Naturally, we were all curious. All of us smelled the branch, and all of us found the scent of it very pleasant. Aft a while my mother took it inside and placed it on a table.
"It had better stay here," she told us, "until we are able to find someone who can tell us what it is."
But that evening, I remember, we could not find the branch when we wanted it. We did not know who had taken it. Still, I remember that my mother was impressed, and I think it was from then on that she began to be kinder to Lucia. My father softened, too, so that both of them defended Lucia from then on, when others tried to torment her. Leave Lucia in peace, they used to tell us, for what she says might after all be true.
Actually, there was never a mystery of the missing branch. The adroit and agile Jacinta took it without apology when her aunt's back was turned, and brought it home to her parents, for whom she had intended it all along. Ti Marto recalls that late afternoon:
That afternoon I had made an inspection of the land and around sunset I started home. I was almost there when a man came up to me and said, "Well, Ti Marto, I see that the miracle business is going well."

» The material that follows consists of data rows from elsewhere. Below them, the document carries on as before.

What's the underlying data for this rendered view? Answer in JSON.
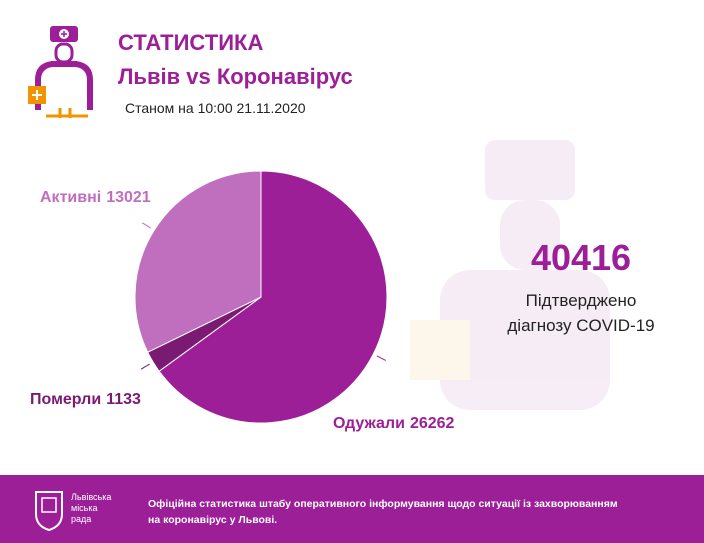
{
  "header": {
    "title": "СТАТИСТИКА",
    "subtitle": "Львів vs Коронавірус",
    "date": "Станом на 10:00 21.11.2020"
  },
  "chart_data": {
    "type": "pie",
    "categories": [
      "Одужали",
      "Померли",
      "Активні"
    ],
    "values": [
      26262,
      1133,
      13021
    ],
    "colors": [
      "#9c1f98",
      "#7a1a73",
      "#c06fbf"
    ],
    "label_colors": [
      "#9c1f98",
      "#7a1a73",
      "#c06fbf"
    ]
  },
  "summary": {
    "value": 40416,
    "label_lines": [
      "Підтверджено",
      "діагнозу COVID-19"
    ]
  },
  "footer": {
    "logo_lines": [
      "Львівська",
      "міська",
      "рада"
    ],
    "text": "Офіційна статистика штабу оперативного інформування щодо ситуації із захворюванням на коронавірус у Львові."
  }
}
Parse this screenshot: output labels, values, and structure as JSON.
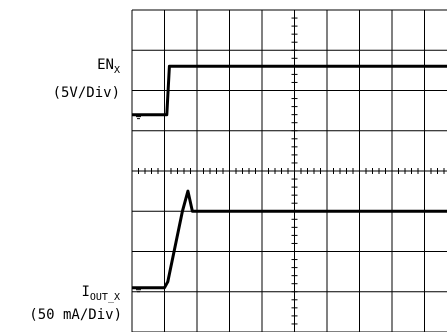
{
  "chart_data": {
    "type": "line",
    "grid": true,
    "x_divisions": 10,
    "y_divisions": 8,
    "channels": [
      {
        "name_main": "EN",
        "name_sub": "X",
        "scale": "(5V/Div)",
        "trace": [
          [
            0,
            0.4
          ],
          [
            1.07,
            0.4
          ],
          [
            1.15,
            1.6
          ],
          [
            10,
            1.6
          ]
        ],
        "center_div": 5.7
      },
      {
        "name_main": "I",
        "name_sub": "OUT_X",
        "scale": "(50 mA/Div)",
        "trace": [
          [
            0,
            0.1
          ],
          [
            1.0,
            0.1
          ],
          [
            1.1,
            0.25
          ],
          [
            1.55,
            2.0
          ],
          [
            1.72,
            2.5
          ],
          [
            1.86,
            2.0
          ],
          [
            10,
            2.0
          ]
        ],
        "center_div": 0.7
      }
    ],
    "colors": {
      "trace": "#000000",
      "grid": "#000000",
      "background": "#ffffff"
    }
  }
}
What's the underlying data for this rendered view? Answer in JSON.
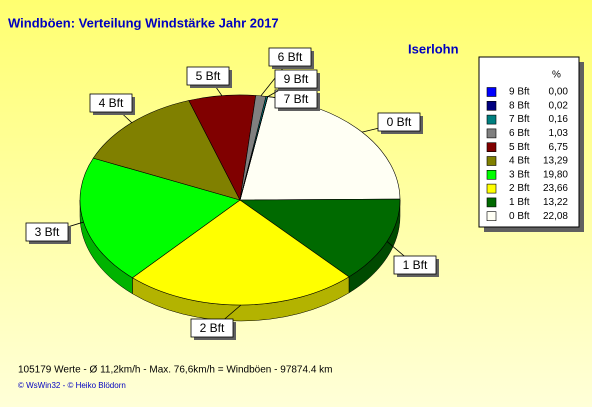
{
  "chart_data": {
    "type": "pie",
    "title": "Windböen: Verteilung Windstärke  Jahr 2017",
    "subtitle": "Iserlohn",
    "legend_header": "%",
    "categories": [
      "0 Bft",
      "1 Bft",
      "2 Bft",
      "3 Bft",
      "4 Bft",
      "5 Bft",
      "6 Bft",
      "7 Bft",
      "8 Bft",
      "9 Bft"
    ],
    "values": [
      22.08,
      13.22,
      23.66,
      19.8,
      13.29,
      6.75,
      1.03,
      0.16,
      0.02,
      0.0
    ],
    "value_labels": [
      "22,08",
      "13,22",
      "23,66",
      "19,80",
      "13,29",
      "6,75",
      "1,03",
      "0,16",
      "0,02",
      "0,00"
    ],
    "colors": [
      "#fffff4",
      "#006a00",
      "#ffff00",
      "#00ff00",
      "#808000",
      "#800000",
      "#808080",
      "#008080",
      "#000080",
      "#0000ff"
    ],
    "footer": "105179 Werte   -   Ø 11,2km/h  -  Max. 76,6km/h = Windböen   -    97874.4 km",
    "credit": "© WsWin32  - © Heiko Blödorn"
  }
}
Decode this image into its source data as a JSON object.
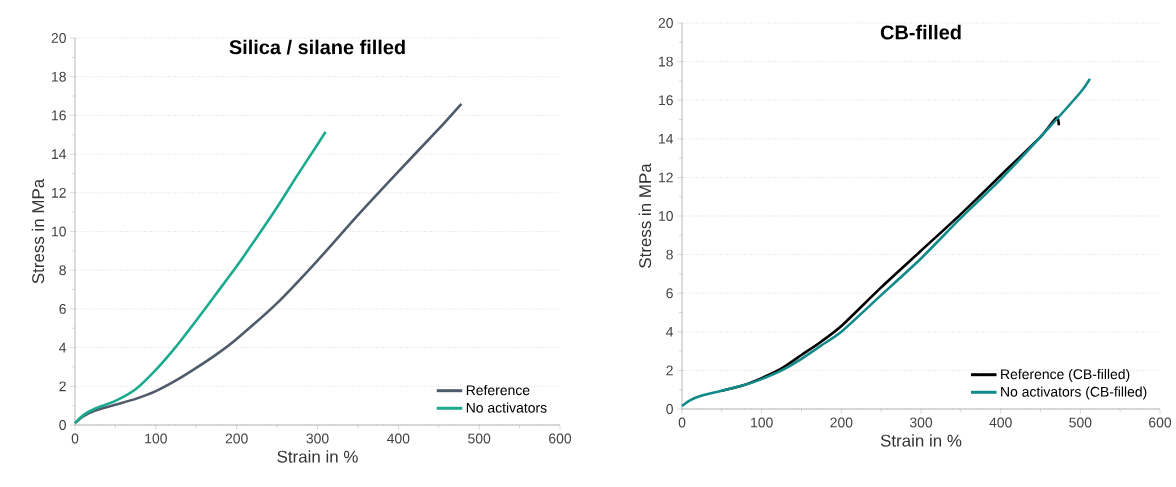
{
  "chart_data": [
    {
      "type": "line",
      "title": "Silica / silane filled",
      "xlabel": "Strain in %",
      "ylabel": "Stress in MPa",
      "xlim": [
        0,
        600
      ],
      "ylim": [
        0,
        20
      ],
      "xticks": [
        0,
        100,
        200,
        300,
        400,
        500,
        600
      ],
      "yticks": [
        0,
        2,
        4,
        6,
        8,
        10,
        12,
        14,
        16,
        18,
        20
      ],
      "grid": "y",
      "legend": "bottom right",
      "marker": "none",
      "line_style": "solid",
      "series": [
        {
          "name": "Reference",
          "color": "#4f5b6b",
          "x": [
            0,
            10,
            25,
            50,
            75,
            100,
            125,
            150,
            175,
            200,
            250,
            300,
            350,
            400,
            450,
            478
          ],
          "values": [
            0.1,
            0.45,
            0.75,
            1.05,
            1.35,
            1.75,
            2.3,
            2.95,
            3.65,
            4.45,
            6.3,
            8.5,
            10.85,
            13.1,
            15.3,
            16.6
          ]
        },
        {
          "name": "No activators",
          "color": "#1aaa8f",
          "x": [
            0,
            10,
            25,
            50,
            75,
            100,
            125,
            150,
            175,
            200,
            225,
            250,
            275,
            300,
            310
          ],
          "values": [
            0.1,
            0.5,
            0.85,
            1.25,
            1.85,
            2.85,
            4.05,
            5.4,
            6.8,
            8.2,
            9.7,
            11.25,
            12.9,
            14.5,
            15.15
          ]
        }
      ]
    },
    {
      "type": "line",
      "title": "CB-filled",
      "xlabel": "Strain in %",
      "ylabel": "Stress in MPa",
      "xlim": [
        0,
        600
      ],
      "ylim": [
        0,
        20
      ],
      "xticks": [
        0,
        100,
        200,
        300,
        400,
        500,
        600
      ],
      "yticks": [
        0,
        2,
        4,
        6,
        8,
        10,
        12,
        14,
        16,
        18,
        20
      ],
      "grid": "y",
      "legend": "bottom right",
      "marker": "none",
      "line_style": "solid",
      "series": [
        {
          "name": "Reference (CB-filled)",
          "color": "#000000",
          "x": [
            50,
            75,
            100,
            125,
            150,
            175,
            200,
            250,
            300,
            350,
            400,
            450,
            470,
            473
          ],
          "values": [
            0.95,
            1.2,
            1.6,
            2.1,
            2.8,
            3.5,
            4.3,
            6.3,
            8.2,
            10.1,
            12.1,
            14.1,
            15.1,
            14.7
          ]
        },
        {
          "name": "No activators (CB-filled)",
          "color": "#138a8a",
          "x": [
            0,
            10,
            25,
            50,
            75,
            100,
            125,
            150,
            175,
            200,
            250,
            300,
            350,
            400,
            450,
            500,
            512
          ],
          "values": [
            0.15,
            0.45,
            0.7,
            0.95,
            1.2,
            1.55,
            2.0,
            2.6,
            3.3,
            4.0,
            5.9,
            7.8,
            9.9,
            11.9,
            14.1,
            16.4,
            17.1
          ]
        }
      ]
    }
  ]
}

"What do you mean?" I said.
"Why, our Lady has just appeared again to your little ones and Abobora's girl. I tell you, Ti Marto, there is something special about your Jacinta. She wasn't with the other two at first, and it was only when they called her, that our Lady appeared."
To this I did not know what to say. I merely walked into my own yard to think it over. My wife was not there. I walked into the kitchen then and sat down. Then who should come in but Jacinta, looking gay as a bird, and she is carrying a branch, about so big, in her hands.
"Papa! Papa!" she said. "Our Lady appeared to us this afternoon at Valinhos."
Even while she was saying this I could smell a more beautiful essence than I can describe. I reached for the branch and said to Jacinta, "What is this?"
"It is the branch our Lady stood upon," she said.
I raised it to my face, but, strangely now, the smell of it was gone.
Moon, Mercury, and Venus are all in Virgo and conjunct and parallel each other. The significance is obvious. “Message from a Virgin Mother.” Venus, along with it’s female symbolism, is also about sweet smelling fragrance. In the above account, we hear of the sweet smelling branch Our Lady stood on. This phenomenon is known as the “Odor of Sanctity.” This is where a sweet smell emits from holy beings, as opposed to the foul and burning smells of evil beings (“skunk ape”). St. Gemma and St. Pio both also manifested the odor of sanctity.
Sun and Uranus are still in opposition. This is the only aspect the Sun makes. Remember: Uranus also represents thunder, such as the loud sound that immedietly precedes The Lady’s appearance. Uranus being aspected with the immortal Sun shows the connection between the two. Here, Uranus makes tight aspects to the Ascendant axis, and sits on the Nodal axis.
CHIRON
Something I have not touched on is that Chiron is late in Pisces all through these apparitions. Pisces Chiron is a lack of faith in God and the divine. It is also a sense of feeling betrayed. This expresses The Lady’s message perfectly: Men do not believe in God and continue to betray and harm her and Jesus by sinning. Chiron is anaretic at 28-29 degrees through these apparitions. This means the faithlessness and sinfulness harming Jesus and Mary is coming into sharp focus. Fatima is showing a light on these wounds.
At Valinhos, Chiron is in opposition to Venus. It is about healing the wounds with a relations with The Lady. She asks to build a shrine, and make sacrifices for sinners. Chiron is in aspect to Venus at the first appearance, as well.